Теодора Риччи Бартоли (забавные совпадения: с именем другой вамп, знаменитой византийки императрицы Теодоры, из цирковой актриски превратившейся во властительницу мира, а также – с фамилией известнейшей сейчас оперной певицы, страстной поклонницы Венеции XVIII века, Чечилией Бартоли) была любовью всей жизни Гоцци. Теодору он холил и лелеял, не только прощая ей все взбалмошности и капризы, свидетельствующие о невежестве и неблагодарности, но даже и наслаждаясь этими её недостатками. К Теодоре Гоцци влекла свежесть (он был на тридцать лет её старше): так опытный и изощрённый ум часто тянется к противоположности, ибо опыт и изощрённость любят убедить себя в том, что невежество и неблагодарность не просто неизбежность свежести, но даже и её неотъемлемая часть, так что если разумен и воспитан, то вроде как и не свеж. Частое заблуждение ума, свидетельствующее отнюдь не о его простодушии, а, наоборот, о крайней отточенности – как и полагается уму потомка венецианских патрициев.

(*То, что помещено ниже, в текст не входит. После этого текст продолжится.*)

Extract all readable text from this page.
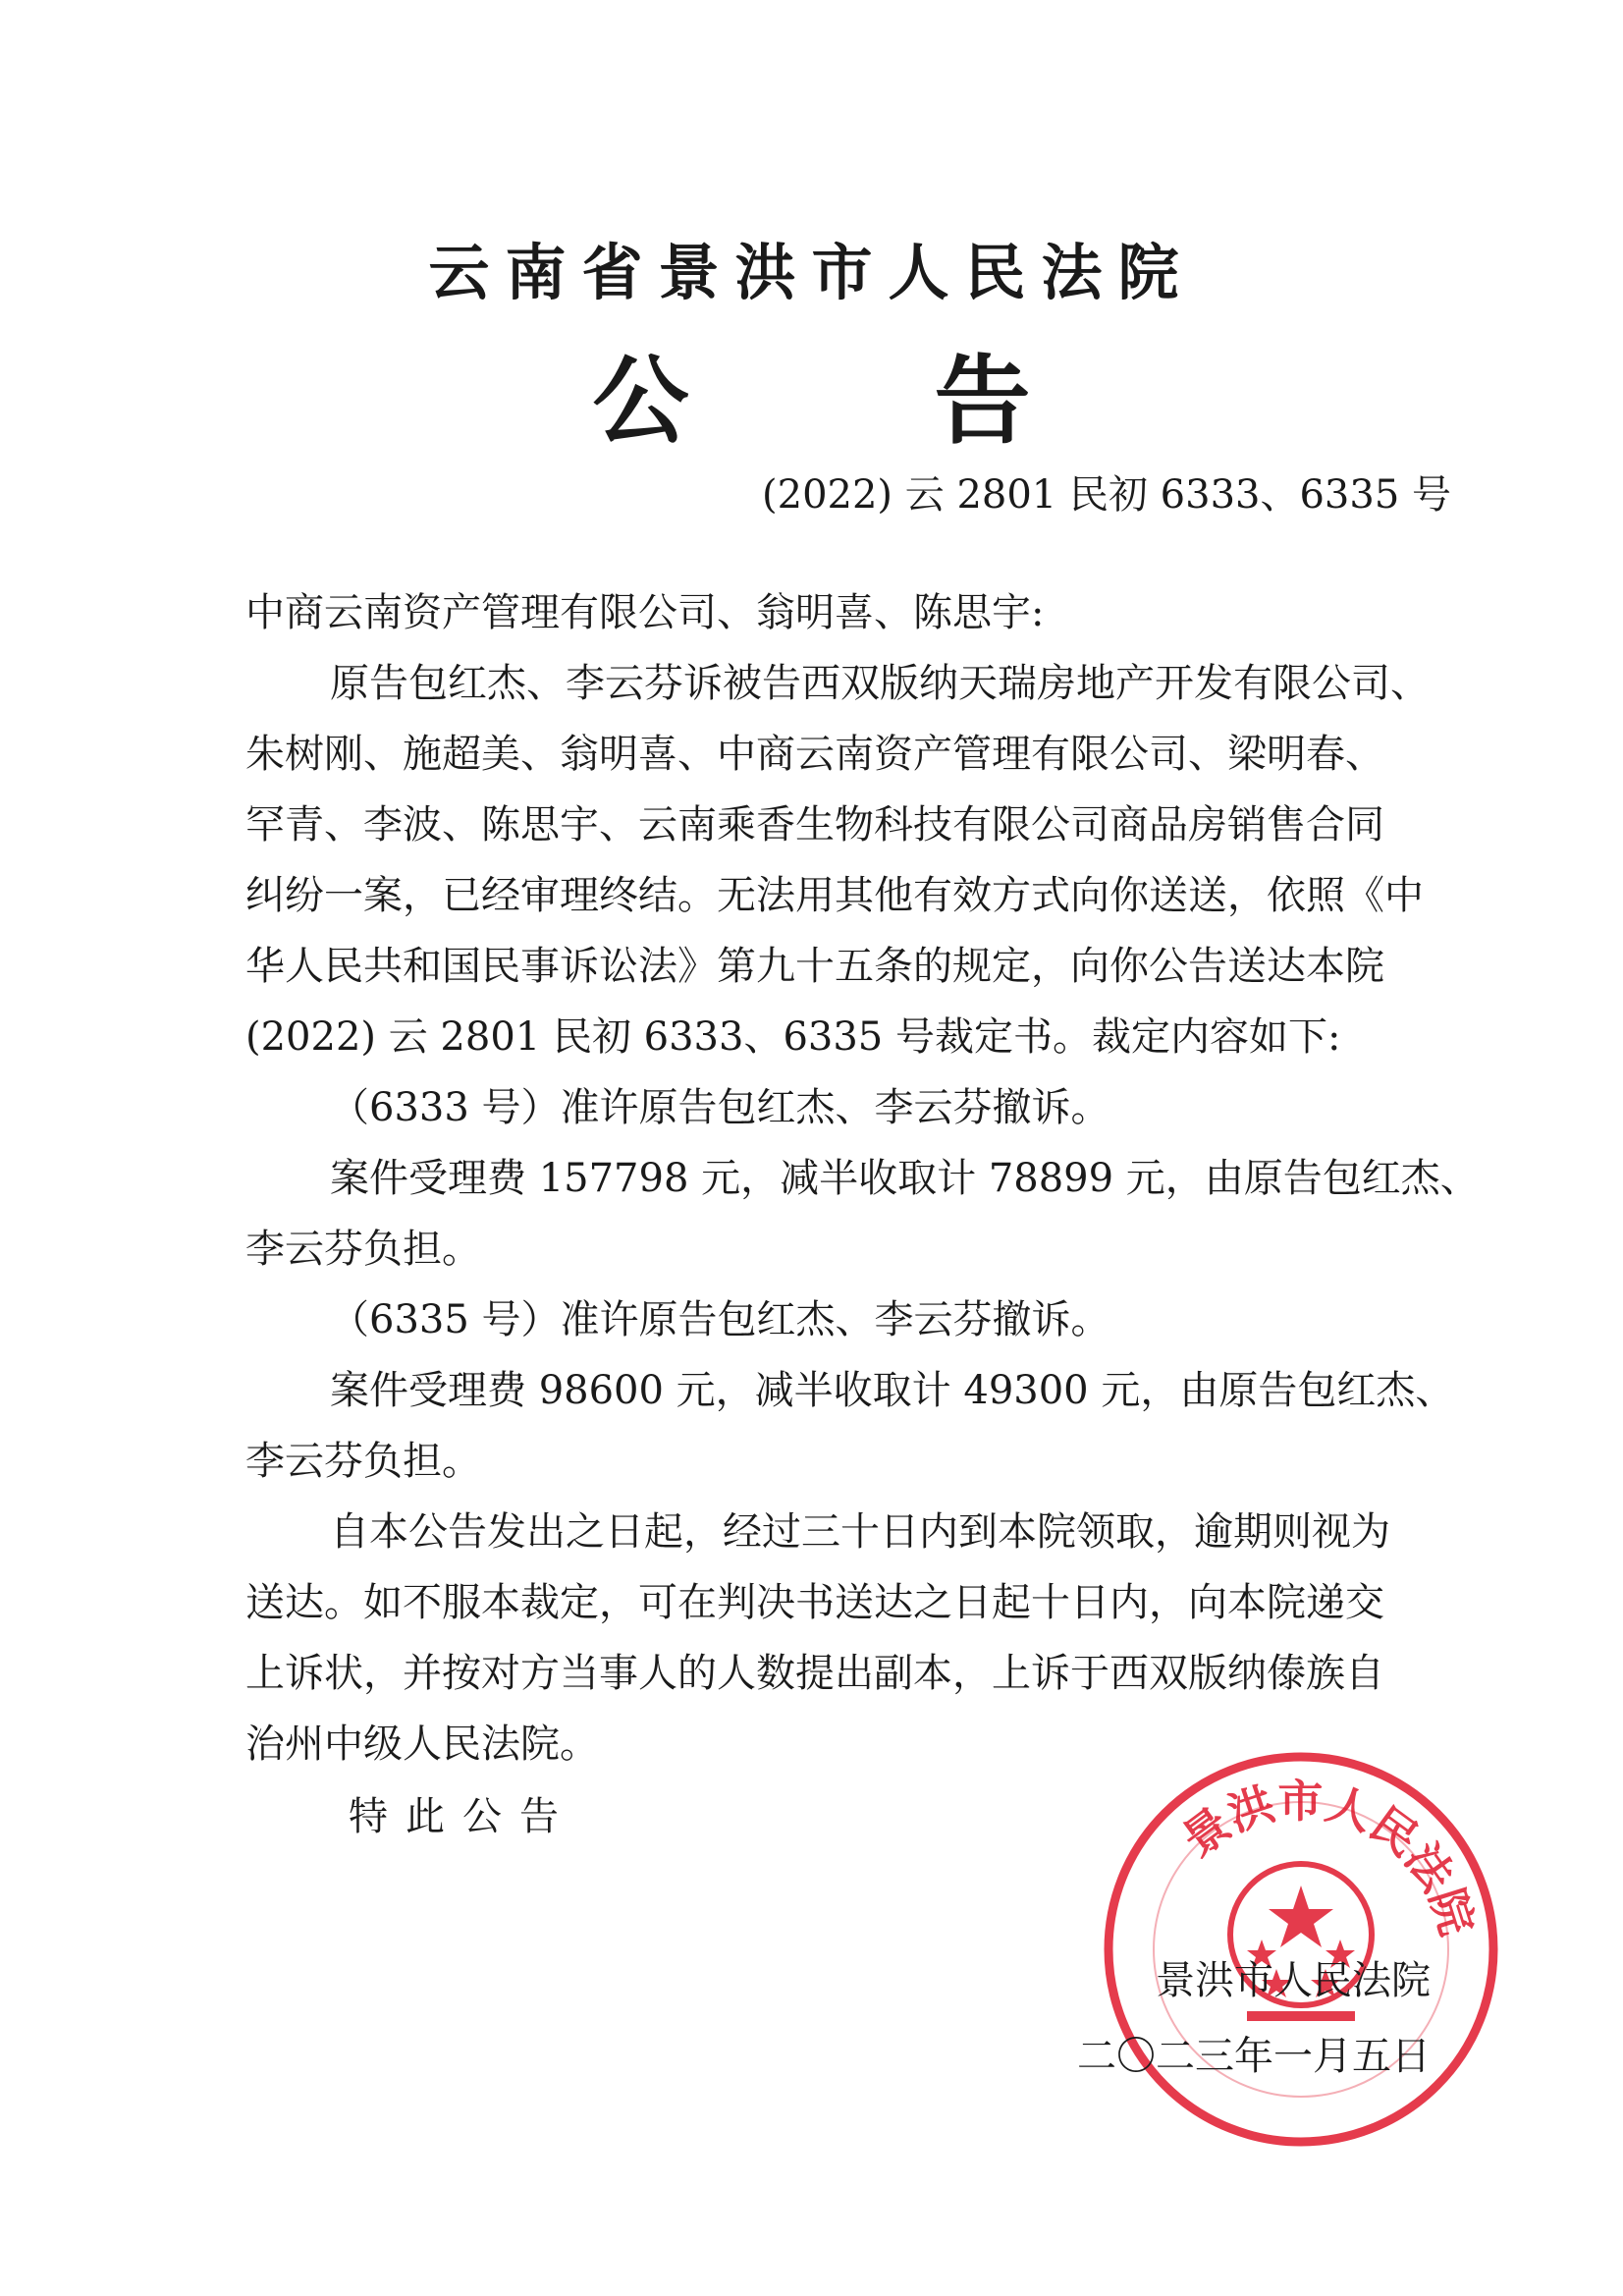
云南省景洪市人民法院
公	告
(2022) 云 2801 民初 6333、6335 号
中商云南资产管理有限公司、翁明喜、陈思宇:
原告包红杰、李云芬诉被告西双版纳天瑞房地产开发有限公司、
朱树刚、施超美、翁明喜、中商云南资产管理有限公司、梁明春、
罕青、李波、陈思宇、云南乘香生物科技有限公司商品房销售合同
纠纷一案，已经审理终结。无法用其他有效方式向你送送，依照《中
华人民共和国民事诉讼法》第九十五条的规定，向你公告送达本院
(2022) 云 2801 民初 6333、6335 号裁定书。裁定内容如下:
（6333 号）准许原告包红杰、李云芬撤诉。
案件受理费 157798 元，减半收取计 78899 元，由原告包红杰、
李云芬负担。
（6335 号）准许原告包红杰、李云芬撤诉。
案件受理费 98600 元，减半收取计 49300 元，由原告包红杰、
李云芬负担。
自本公告发出之日起，经过三十日内到本院领取，逾期则视为
送达。如不服本裁定，可在判决书送达之日起十日内，向本院递交
上诉状，并按对方当事人的人数提出副本，上诉于西双版纳傣族自
治州中级人民法院。
特此公告	景洪市人民法院
景洪市人民法院
二〇二三年一月五日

Очевидная корысть, привязывавшая к нему Теодору, Гоцци не смущала, а приносила ему дополнительные радости, так как ставила это дивное создание в зависимое положение, причём – это как-то особенно возбуждало – не материальное, а интеллектуальное. Талант имеет красоту, прямо Миллер с Мэрилин, и всё было прекрасно, но закончилось, как и полагается, печально. Однажды возник некий молодец: молодцев у Теодоры и до того было предостаточно, но все они исчезали, только появившись, а этот как-то задержался уж слишком надолго. Молодца звали Пьетро Антонио Гратароль, и бурный роман, завязавшийся между ним и Теодорой, взбесил Гоцци, показавшись ему излишне пылким. Гратароль принадлежал к тому же патрицианскому кругу, что и Гоцци, и, будучи менее знатным, был гораздо состоятельнее. Воспоминания и редкие дошедшие до нас изображения рисуют нам блондина в пёстрых шелках, прелестного юного прожигателя жизни, прямо-таки куколку, la bambola. Мне он кажется очень похожим на одного из персонажей «Фойе Ридотто» Франческо Гварди, на парня в кудлатом белом парике с одутловатым лицом без маски, не лишённом грациозной порочности, в правом углу картины, и история романа Теодоры и Гратароля, благодаря ярости Гоцци оставшаяся в веках, столь же венецианска и столь же восемнадцативекова, как и шедевр Гварди.